Tutto era cominciato con la lettura quasi per caso di "The Hood", autobiografia romanzata di Harry Grey, che ricordava i suoi trascorsi da gangster nell'America del proibizionismo. I contorni nebulosi, come quelli di un sogno oppiaceo, si coloravano lentamente di un paesaggio umano e sociale, nonché di un contesto storico ben definito. Dieci anni di travaglio per problemi di diritti d'autore e non, finché nel 1982, grazie al produttore Arnon Milchan, Leone poté far partire la lenta macchina produttiva che gli permise di realizzare la sua opera più ambiziosa.
Il regista mise in piedi un cast di prim'ordine che diresse col suo solito tono burbero in un clima che dovette essere tutt'altro che semplice (Leone era capace di recitare l'intero copione per tutti i personaggi), tanto che De Niro stesso entrò presto in rotta col regista. Eppure il risultato è eccellente. Robert De Niro, scelto per dare corpo a Noodles, offre un'interpretazione di grande finezza psicologica e di fortissima maturità. Lui stesso a quanto pare suggerì James Woods nel ruolo di Max, il quale diede probabilmente la sua miglior prova in carriera. Poi un cast di ragazzi per interpretare i personaggi da giovani, tra cui spicca l'oggi famosa Jennifer Connelly scelta perché sapeva danzare e per - a suo dire - la somiglianza del suo naso con quello di Elizabeth Mcgovern, che interpreta Deborah da adulta. 

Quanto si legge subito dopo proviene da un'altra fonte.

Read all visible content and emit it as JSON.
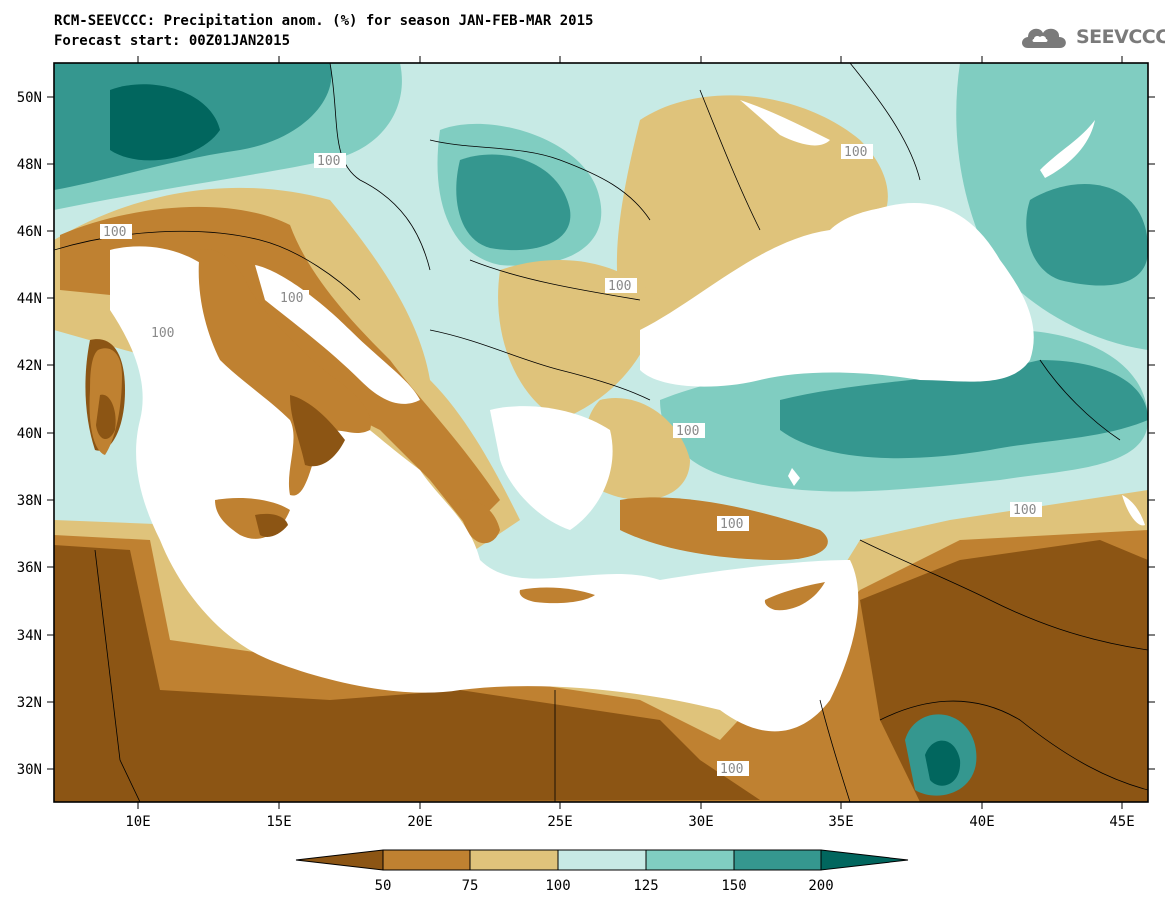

Plasmando le coordinate del cinema gangster, Leone compie il saggio definitivo sui due fuochi intorno al quale è ruotata l'ellisse del suo cinema: il Tempo e il Mito. Un'epica gangster che attraversava quasi cinquant'anni di storia americana, ma che, soprattutto, rileggeva col suoi inimitabile sguardo un immaginario già assorbito come quello dei gangster. Una fiaba amorale che chiude la riflessione post-moderna di Leone sul cinema americano. Non per niente, il progetto successivo sarebbe stato di altro respiro, con una diversa impostazione: il racconto della resistenza di Leningrado durante l'assedio Nazista.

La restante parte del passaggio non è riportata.